Bibliothèque collective : Ensemble de tous les livres déterminants sur lesquels repose une certaine culture à un moment donné.
Livre-écran : Concept basé sur le souvenir-écran de Freud et qui revient à dire que les livres dont nous parlons ont peu à voir avec l’objet réel et sont en fait des objets de substitution.
Bibliothèque intérieure : Ensemble de livres – sous-ensemble de la bibliothèque collective – sur lequel notre personnalité se construit et qui organise notre rapport aux écrits.
Livre intérieur : Ensemble de représentations mythiques, collectives ou individuelles qui façonnent toutes nos lectures à notre insu, par exemple une certaine notion de la fidélité ou des relations familiales.
Bibliothèque virtuelle : L’espace oral ou écrit de discussion des livres, c’est la rencontre des bibliothèques intérieures au sein de la bibliothèque collective.
Livre-fantôme : Objet insaisissable et mouvant que nous faisons surgir dès que nous parlons ou écrivons à propos d’un livre, il est le fruit de l’addition de nos différents livres-écrans qui eux-mêmes se construisent à partir de nos livres intérieurs.

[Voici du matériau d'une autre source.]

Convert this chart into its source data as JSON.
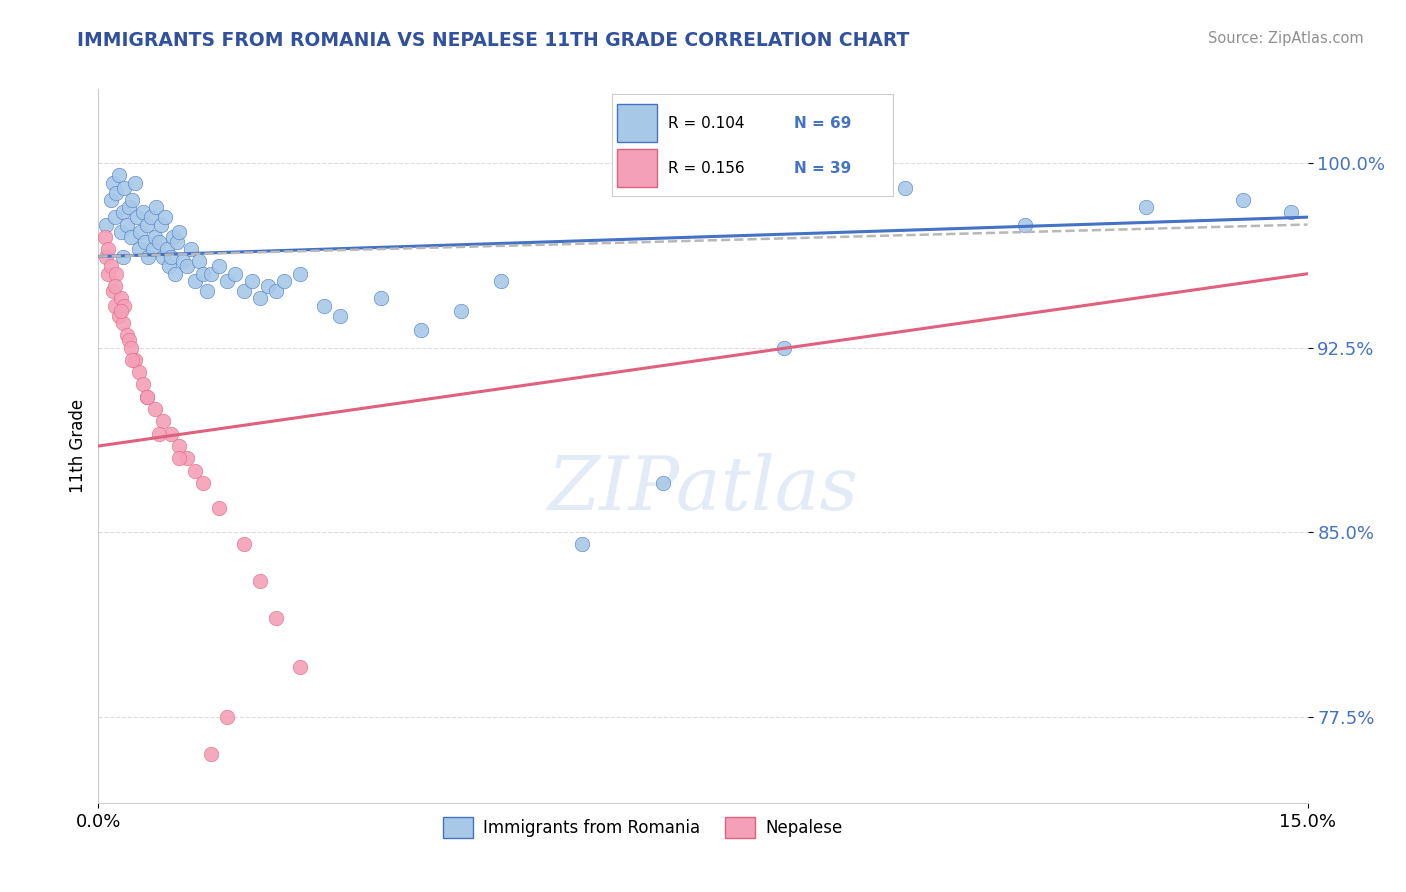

Pour démontrer son point, Bayard se base sur une série de livres et d’auteurs (Eco, Proust, Balzac, etc.) qui ont tous mis en scène de la non-lecture ou en ont discuté (Montaigne, Wilde et autres). Il utilise d’ailleurs une très rigolote notation qui permet de savoir s’il a lu ces livres, en a entendu parlé, les a parcouru, et la valeur qu’il leur accorde malgré sa connaissance parfois sommaire de ceux-ci.

Étant une férue de psychanalyse et assez habituée à ce langage, ce livre m’a beaucoup intéressée. Il m’a fait soulever des questions par rapport à l’acte de lecture et à son impossible objectivité. Je pourrais reprocher à l’auteur d’exagérer parfois, poussant sa thèse inutilement trop loin et détournant les exemples à son profit. Par moment il m’a semblé que ces excès n’aidaient pas le propos qui en lui-même est moins excessif qu’il n’y paraît.

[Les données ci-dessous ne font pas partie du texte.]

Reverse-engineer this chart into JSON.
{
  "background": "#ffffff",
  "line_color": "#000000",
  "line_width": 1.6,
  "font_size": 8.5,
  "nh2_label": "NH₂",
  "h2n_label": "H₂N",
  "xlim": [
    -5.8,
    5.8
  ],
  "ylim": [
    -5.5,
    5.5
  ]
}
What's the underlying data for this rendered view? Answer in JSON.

J’ai donc apprécié cette lecture, j’ai souri en reconnaissant nos travers et nos hypocrisies. J’ai même eu envie de devenir fière de savoir discourir sur des livres que je n’ai pas lus mais que je sais très bien mettre en lien avec le reste de la bibliothèque collective.

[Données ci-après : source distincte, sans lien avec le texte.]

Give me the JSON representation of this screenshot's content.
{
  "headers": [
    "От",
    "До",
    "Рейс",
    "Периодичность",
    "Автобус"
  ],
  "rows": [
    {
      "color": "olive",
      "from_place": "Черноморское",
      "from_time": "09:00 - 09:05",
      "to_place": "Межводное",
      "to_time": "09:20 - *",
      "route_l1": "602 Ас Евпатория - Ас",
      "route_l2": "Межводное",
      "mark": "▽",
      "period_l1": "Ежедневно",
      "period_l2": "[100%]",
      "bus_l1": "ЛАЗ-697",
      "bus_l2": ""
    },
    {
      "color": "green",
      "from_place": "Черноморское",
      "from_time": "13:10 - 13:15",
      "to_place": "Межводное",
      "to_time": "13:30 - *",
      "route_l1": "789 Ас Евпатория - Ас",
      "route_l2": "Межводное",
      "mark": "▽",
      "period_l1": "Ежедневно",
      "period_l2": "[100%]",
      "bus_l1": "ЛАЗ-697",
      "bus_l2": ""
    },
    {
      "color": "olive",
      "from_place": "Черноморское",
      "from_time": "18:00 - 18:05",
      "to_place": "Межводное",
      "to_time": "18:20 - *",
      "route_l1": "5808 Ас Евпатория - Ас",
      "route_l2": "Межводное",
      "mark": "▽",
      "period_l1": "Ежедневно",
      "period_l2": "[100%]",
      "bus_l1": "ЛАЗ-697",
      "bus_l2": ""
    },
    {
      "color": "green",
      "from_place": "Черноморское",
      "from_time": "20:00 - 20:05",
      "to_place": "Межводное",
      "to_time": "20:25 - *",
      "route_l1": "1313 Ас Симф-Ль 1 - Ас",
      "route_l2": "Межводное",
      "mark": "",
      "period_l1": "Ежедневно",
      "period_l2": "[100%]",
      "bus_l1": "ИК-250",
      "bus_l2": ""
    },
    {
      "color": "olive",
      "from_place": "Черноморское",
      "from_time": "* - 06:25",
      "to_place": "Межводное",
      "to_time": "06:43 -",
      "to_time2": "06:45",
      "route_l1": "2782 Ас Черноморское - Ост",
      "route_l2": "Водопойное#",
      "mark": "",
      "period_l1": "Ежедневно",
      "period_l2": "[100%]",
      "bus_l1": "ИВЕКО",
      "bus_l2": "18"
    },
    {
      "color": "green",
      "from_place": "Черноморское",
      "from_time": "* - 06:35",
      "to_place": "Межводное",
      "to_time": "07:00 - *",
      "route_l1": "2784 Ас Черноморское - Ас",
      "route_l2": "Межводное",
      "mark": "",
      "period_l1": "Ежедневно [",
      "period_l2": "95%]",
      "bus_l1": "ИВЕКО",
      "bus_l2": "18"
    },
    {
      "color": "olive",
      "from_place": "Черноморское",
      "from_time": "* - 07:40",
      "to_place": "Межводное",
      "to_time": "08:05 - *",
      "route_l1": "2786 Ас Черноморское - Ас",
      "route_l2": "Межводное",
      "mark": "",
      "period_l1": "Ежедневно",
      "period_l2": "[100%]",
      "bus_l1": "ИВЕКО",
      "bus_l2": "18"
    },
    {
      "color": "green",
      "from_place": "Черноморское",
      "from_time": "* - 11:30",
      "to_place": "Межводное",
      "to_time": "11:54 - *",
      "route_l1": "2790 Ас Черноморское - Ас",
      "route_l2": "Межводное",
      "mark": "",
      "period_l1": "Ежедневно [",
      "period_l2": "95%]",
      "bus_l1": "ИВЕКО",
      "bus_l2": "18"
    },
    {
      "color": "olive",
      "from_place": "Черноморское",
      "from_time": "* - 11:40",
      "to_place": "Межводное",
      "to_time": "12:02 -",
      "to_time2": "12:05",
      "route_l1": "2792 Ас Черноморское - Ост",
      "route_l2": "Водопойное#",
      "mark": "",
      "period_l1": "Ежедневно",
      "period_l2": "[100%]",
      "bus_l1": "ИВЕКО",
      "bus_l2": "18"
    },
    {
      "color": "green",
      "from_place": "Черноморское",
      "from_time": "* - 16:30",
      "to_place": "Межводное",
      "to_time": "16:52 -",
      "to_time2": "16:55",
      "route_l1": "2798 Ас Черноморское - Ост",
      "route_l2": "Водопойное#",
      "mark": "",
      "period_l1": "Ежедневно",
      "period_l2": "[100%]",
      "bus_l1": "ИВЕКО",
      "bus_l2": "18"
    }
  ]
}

L’occasion n’est pas encore venue ! Je lis beaucoup trop !

Par Catherine

Du même auteur : L'affaire du chien des Baskerville.

Extrait :

Tout autant que Musil, Valéry incite à penser en termes de bibliothèque collective et non de livre seul. Pour un vrai lecteur, soucieux de réfléchir à la littérature, ce n’est pas tel livre qui compte, mais l’ensemble de tous les autres, et prêter une attention exclusive à un seul risque de faire perdre de vue cet ensemble et ce qui, en tout livre, participe à une organisation plus vaste qui permet de le comprendre en profondeur.
Mais Valéry nous permet aussi d’aller plus loin en nous invitant à adopter cette même attitude devant chaque livre et à en prendre une vue générale, laquelle a partie liée avec la vue sur l’ensemble des livres. La recherche de ce point de perspective implique de veiller à ne pas se perdre dans tel passage et donc de maintenir avec le livre une distance raisonnable, seule à même de permettre d’en apprécier la signification véritable.